C'est donc tout naturellement que son grand métier l'a poussé vers d'autres domaines : illustration d'ouvrages de Jeanne Doucet, François Mauriac, Georges Goyau, une vie de Sainte-Jeanne-d'Arc pour l'évêché de Nantes, cartes postales, calendriers et même affiches pour la marque "job ". Au cours des années 1905-1925 ses oeuvres furent régulièrement présentées dans la très populaire et conservatrice - mais une remise en contexte s'impose - revue "l'illustration". Il en fit parfois les couvertures et des reproductions couleur détachables furent offertes pour être accrochées dans les foyers de France et de Navarre.

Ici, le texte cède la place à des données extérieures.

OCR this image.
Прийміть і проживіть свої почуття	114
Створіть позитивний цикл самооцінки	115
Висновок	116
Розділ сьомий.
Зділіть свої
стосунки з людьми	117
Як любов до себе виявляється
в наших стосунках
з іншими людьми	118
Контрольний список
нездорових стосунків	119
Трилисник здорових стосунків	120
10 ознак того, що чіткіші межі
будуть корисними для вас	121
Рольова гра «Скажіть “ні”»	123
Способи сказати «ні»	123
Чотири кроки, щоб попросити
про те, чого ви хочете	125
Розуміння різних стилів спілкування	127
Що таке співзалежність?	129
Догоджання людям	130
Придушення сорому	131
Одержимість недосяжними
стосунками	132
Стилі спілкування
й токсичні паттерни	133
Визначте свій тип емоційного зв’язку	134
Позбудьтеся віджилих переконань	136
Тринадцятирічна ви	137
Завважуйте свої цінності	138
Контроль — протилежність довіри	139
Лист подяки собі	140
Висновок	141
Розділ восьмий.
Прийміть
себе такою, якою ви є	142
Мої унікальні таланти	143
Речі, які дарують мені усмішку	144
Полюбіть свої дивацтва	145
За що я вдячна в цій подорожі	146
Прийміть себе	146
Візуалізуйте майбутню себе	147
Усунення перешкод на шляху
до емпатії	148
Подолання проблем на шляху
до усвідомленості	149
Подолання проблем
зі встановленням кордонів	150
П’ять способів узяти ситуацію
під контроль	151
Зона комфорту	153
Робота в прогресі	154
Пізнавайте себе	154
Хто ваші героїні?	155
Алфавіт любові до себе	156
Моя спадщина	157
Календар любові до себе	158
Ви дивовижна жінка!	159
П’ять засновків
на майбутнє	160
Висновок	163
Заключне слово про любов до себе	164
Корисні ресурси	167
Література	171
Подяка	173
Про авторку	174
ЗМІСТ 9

Il eut en charge également la décoration du plafond de l'Ambassade d'Israël à Paris - entièrement détruite par un violent incendie en mai 2002 - , des cartons pour des mosaïques de la Basilique du Rosaire à Lourdes, peintures dans les églises de sa région natale à Bouguenais, La Bernerie, stations du chemin de croix de la Basilique Montmartre à Paris. Ce fut d'ailleurs là son ultime oeuvre puisqu'il rendit l'âme en mettant la dernière touche à la tête du Christ.
Il est mort comme il aurait sans doute pu, allez savoir, idéaliser la chose, le pinceau à la main.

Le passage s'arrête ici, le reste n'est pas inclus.